Çünkü Türk milleti şu an var olan milletler içinde vicdanı her şeye rağmen en güçlü millet.
Dünyanın har vurulup savrulduğu bir anda Bilge Zaman bize içimizdeki bu derin vicdanın uyanıp tecelli etmesini isterdi.
Peki, olabilecek mi?
Seçime zaman var.
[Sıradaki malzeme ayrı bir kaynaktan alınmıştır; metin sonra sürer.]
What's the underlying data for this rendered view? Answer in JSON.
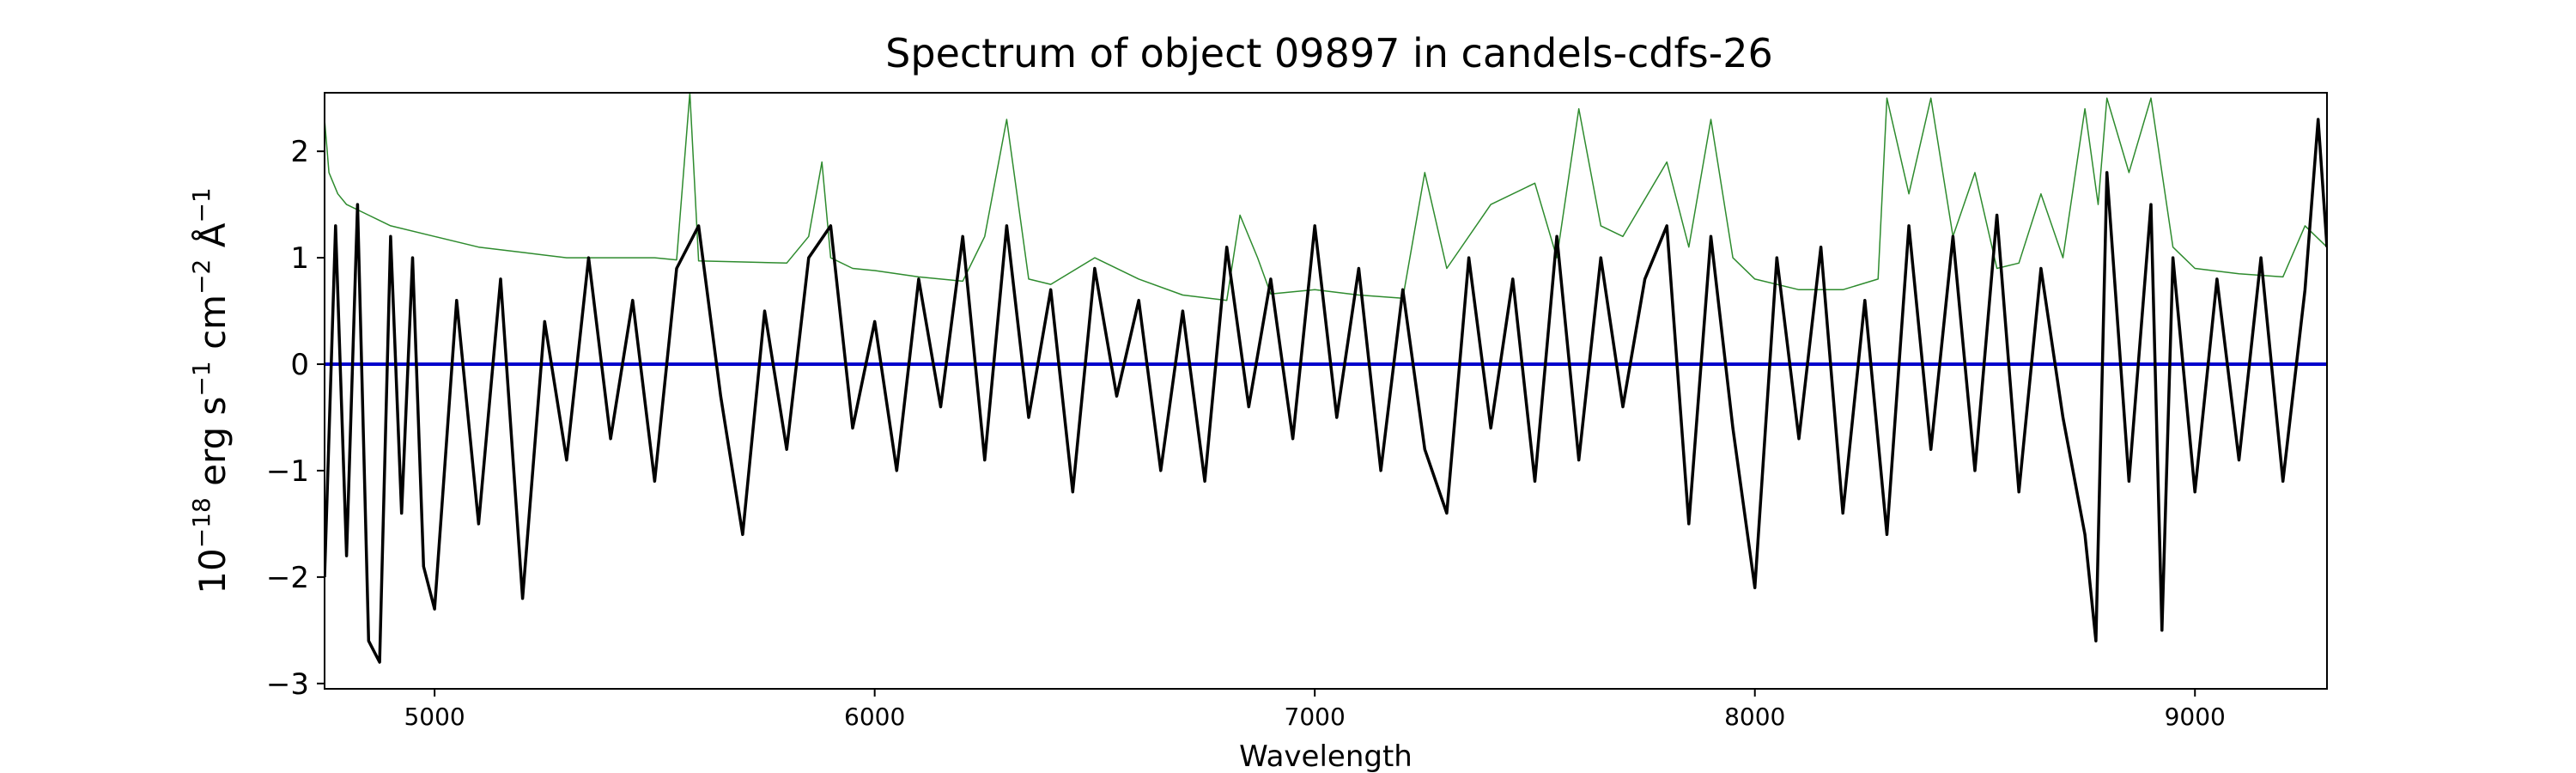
{
  "chart_data": {
    "type": "line",
    "title": "Spectrum of object 09897 in candels-cdfs-26",
    "xlabel": "Wavelength",
    "ylabel_parts": {
      "base1": "10",
      "exp1": "−18",
      "unit_erg": " erg s",
      "exp2": "−1",
      "unit_cm": " cm",
      "exp3": "−2",
      "unit_ang": " Å",
      "exp4": "−1"
    },
    "xlim": [
      4750,
      9300
    ],
    "ylim": [
      -3.05,
      2.55
    ],
    "x_ticks": [
      5000,
      6000,
      7000,
      8000,
      9000
    ],
    "x_tick_labels": [
      "5000",
      "6000",
      "7000",
      "8000",
      "9000"
    ],
    "y_ticks": [
      2,
      1,
      0,
      -1,
      -2,
      -3
    ],
    "y_tick_labels": [
      "2",
      "1",
      "0",
      "−1",
      "−2",
      "−3"
    ],
    "grid": false,
    "legend": "none",
    "colors": {
      "flux": "#000000",
      "noise": "#2e8b2e",
      "zero_line": "#0000cc"
    },
    "series": [
      {
        "role": "flux",
        "x": [
          4750,
          4775,
          4800,
          4825,
          4850,
          4875,
          4900,
          4925,
          4950,
          4975,
          5000,
          5050,
          5100,
          5150,
          5200,
          5250,
          5300,
          5350,
          5400,
          5450,
          5500,
          5550,
          5600,
          5650,
          5700,
          5750,
          5800,
          5850,
          5900,
          5950,
          6000,
          6050,
          6100,
          6150,
          6200,
          6250,
          6300,
          6350,
          6400,
          6450,
          6500,
          6550,
          6600,
          6650,
          6700,
          6750,
          6800,
          6850,
          6900,
          6950,
          7000,
          7050,
          7100,
          7150,
          7200,
          7250,
          7300,
          7350,
          7400,
          7450,
          7500,
          7550,
          7600,
          7650,
          7700,
          7750,
          7800,
          7850,
          7900,
          7950,
          8000,
          8050,
          8100,
          8150,
          8200,
          8250,
          8300,
          8350,
          8400,
          8450,
          8500,
          8550,
          8600,
          8650,
          8700,
          8750,
          8775,
          8800,
          8850,
          8900,
          8925,
          8950,
          9000,
          9050,
          9100,
          9150,
          9200,
          9250,
          9280,
          9300
        ],
        "y": [
          -2.0,
          1.3,
          -1.8,
          1.5,
          -2.6,
          -2.8,
          1.2,
          -1.4,
          1.0,
          -1.9,
          -2.3,
          0.6,
          -1.5,
          0.8,
          -2.2,
          0.4,
          -0.9,
          1.0,
          -0.7,
          0.6,
          -1.1,
          0.9,
          1.3,
          -0.3,
          -1.6,
          0.5,
          -0.8,
          1.0,
          1.3,
          -0.6,
          0.4,
          -1.0,
          0.8,
          -0.4,
          1.2,
          -0.9,
          1.3,
          -0.5,
          0.7,
          -1.2,
          0.9,
          -0.3,
          0.6,
          -1.0,
          0.5,
          -1.1,
          1.1,
          -0.4,
          0.8,
          -0.7,
          1.3,
          -0.5,
          0.9,
          -1.0,
          0.7,
          -0.8,
          -1.4,
          1.0,
          -0.6,
          0.8,
          -1.1,
          1.2,
          -0.9,
          1.0,
          -0.4,
          0.8,
          1.3,
          -1.5,
          1.2,
          -0.6,
          -2.1,
          1.0,
          -0.7,
          1.1,
          -1.4,
          0.6,
          -1.6,
          1.3,
          -0.8,
          1.2,
          -1.0,
          1.4,
          -1.2,
          0.9,
          -0.5,
          -1.6,
          -2.6,
          1.8,
          -1.1,
          1.5,
          -2.5,
          1.0,
          -1.2,
          0.8,
          -0.9,
          1.0,
          -1.1,
          0.7,
          2.3,
          1.1
        ]
      },
      {
        "role": "noise",
        "x": [
          4750,
          4760,
          4780,
          4800,
          4850,
          4900,
          5000,
          5100,
          5200,
          5300,
          5400,
          5500,
          5550,
          5580,
          5600,
          5700,
          5800,
          5850,
          5880,
          5900,
          5950,
          6000,
          6100,
          6200,
          6250,
          6300,
          6350,
          6400,
          6500,
          6600,
          6700,
          6800,
          6830,
          6870,
          6900,
          7000,
          7100,
          7200,
          7250,
          7300,
          7400,
          7500,
          7550,
          7600,
          7650,
          7700,
          7800,
          7850,
          7900,
          7950,
          8000,
          8100,
          8200,
          8280,
          8300,
          8350,
          8400,
          8450,
          8500,
          8550,
          8600,
          8650,
          8700,
          8750,
          8780,
          8800,
          8850,
          8900,
          8950,
          9000,
          9100,
          9200,
          9250,
          9300
        ],
        "y": [
          2.3,
          1.8,
          1.6,
          1.5,
          1.4,
          1.3,
          1.2,
          1.1,
          1.05,
          1.0,
          1.0,
          1.0,
          0.98,
          2.55,
          0.97,
          0.96,
          0.95,
          1.2,
          1.9,
          1.0,
          0.9,
          0.88,
          0.82,
          0.78,
          1.2,
          2.3,
          0.8,
          0.75,
          1.0,
          0.8,
          0.65,
          0.6,
          1.4,
          1.0,
          0.66,
          0.7,
          0.65,
          0.62,
          1.8,
          0.9,
          1.5,
          1.7,
          1.0,
          2.4,
          1.3,
          1.2,
          1.9,
          1.1,
          2.3,
          1.0,
          0.8,
          0.7,
          0.7,
          0.8,
          2.5,
          1.6,
          2.5,
          1.2,
          1.8,
          0.9,
          0.95,
          1.6,
          1.0,
          2.4,
          1.5,
          2.5,
          1.8,
          2.5,
          1.1,
          0.9,
          0.85,
          0.82,
          1.3,
          1.1
        ]
      },
      {
        "role": "zero_line",
        "x": [
          4750,
          9300
        ],
        "y": [
          0,
          0
        ]
      }
    ]
  }
}
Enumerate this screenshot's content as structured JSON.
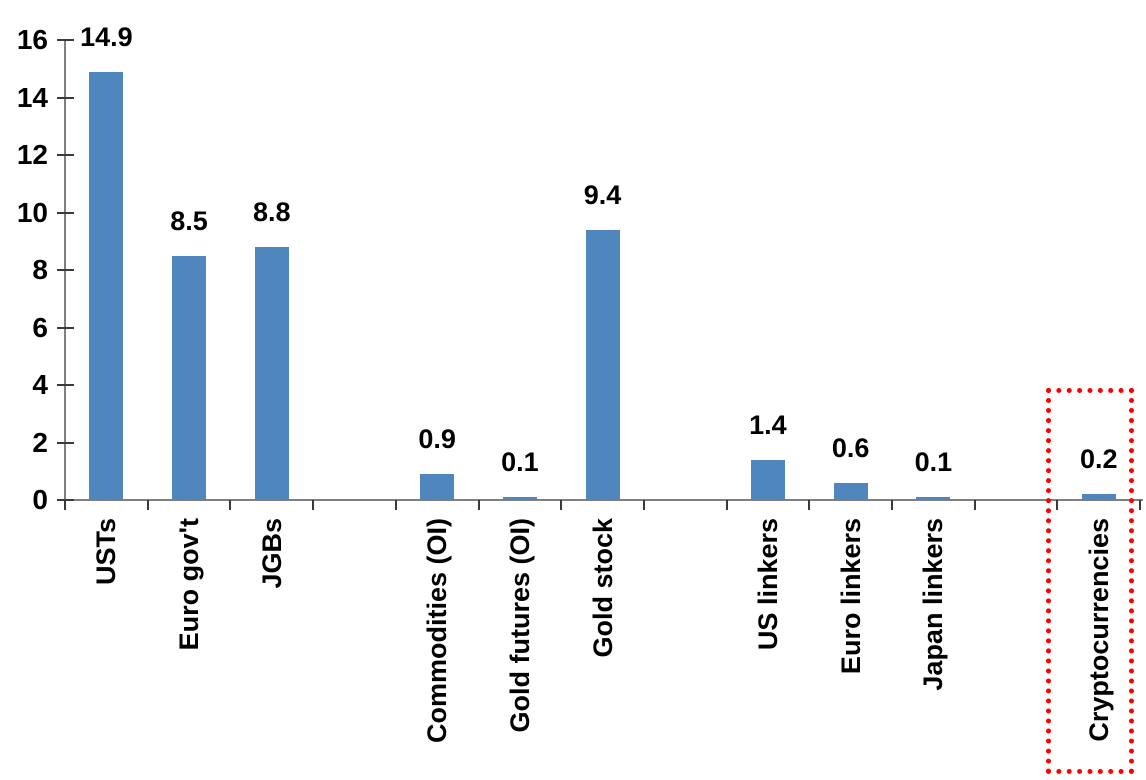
{
  "chart_data": {
    "type": "bar",
    "title": "",
    "xlabel": "",
    "ylabel": "",
    "categories": [
      "USTs",
      "Euro gov't",
      "JGBs",
      "Commodities (OI)",
      "Gold futures (OI)",
      "Gold stock",
      "US linkers",
      "Euro linkers",
      "Japan linkers",
      "Cryptocurrencies"
    ],
    "values": [
      14.9,
      8.5,
      8.8,
      0.9,
      0.1,
      9.4,
      1.4,
      0.6,
      0.1,
      0.2
    ],
    "slots": [
      {
        "label": "USTs",
        "value": 14.9
      },
      {
        "label": "Euro gov't",
        "value": 8.5
      },
      {
        "label": "JGBs",
        "value": 8.8
      },
      {
        "label": "",
        "value": null
      },
      {
        "label": "Commodities (OI)",
        "value": 0.9
      },
      {
        "label": "Gold futures (OI)",
        "value": 0.1
      },
      {
        "label": "Gold stock",
        "value": 9.4
      },
      {
        "label": "",
        "value": null
      },
      {
        "label": "US linkers",
        "value": 1.4
      },
      {
        "label": "Euro linkers",
        "value": 0.6
      },
      {
        "label": "Japan linkers",
        "value": 0.1
      },
      {
        "label": "",
        "value": null
      },
      {
        "label": "Cryptocurrencies",
        "value": 0.2
      }
    ],
    "data_labels": true,
    "data_label_decimals": 1,
    "ylim": [
      0,
      16
    ],
    "yticks": [
      0,
      2,
      4,
      6,
      8,
      10,
      12,
      14,
      16
    ],
    "grid": false,
    "legend": false,
    "category_label_rotation_deg": -90,
    "bar_color": "#4e86bd",
    "axis_line_color": "#7f7f7f",
    "tick_color": "#3a3a3a",
    "text_color": "#000000",
    "highlight": {
      "target": "Cryptocurrencies",
      "shape": "dotted-rectangle",
      "color": "#ff0000"
    }
  }
}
Bu farklı açılardan değerlendirebilirsek neden olmasın.
Yoksa ilkokulda bilinçaltımıza yerleştirilen sadece kendini düşün öğretisi ile belki bir güç olabiliriz ama küresel ekonomide sadece bu güçlerin oyuncağı piyonlar olabiliriz.
Çünkü küresel güçlerin en büyük özelliği toplumu parça parça yapıp, bireye kadar bu parçalanmayı sürdürmek…
Çünkü bir veya birkaç kişiyi güçlü kılıp toplumun ve ekonominin tamamını kontrol edecek yapıyı kurmak onlar için daha az maliyetli daha az çaba gerektiren bir yapı.
Panzehir'i; toplumsal iradenin tecellisi…
Binlerce yıllık imece kültürümüzün beslediği dayanışmayı yönetime hâkim kılmak,
İnsanlarımızı bir birini tamamlayan bir güç olarak yetiştirmek...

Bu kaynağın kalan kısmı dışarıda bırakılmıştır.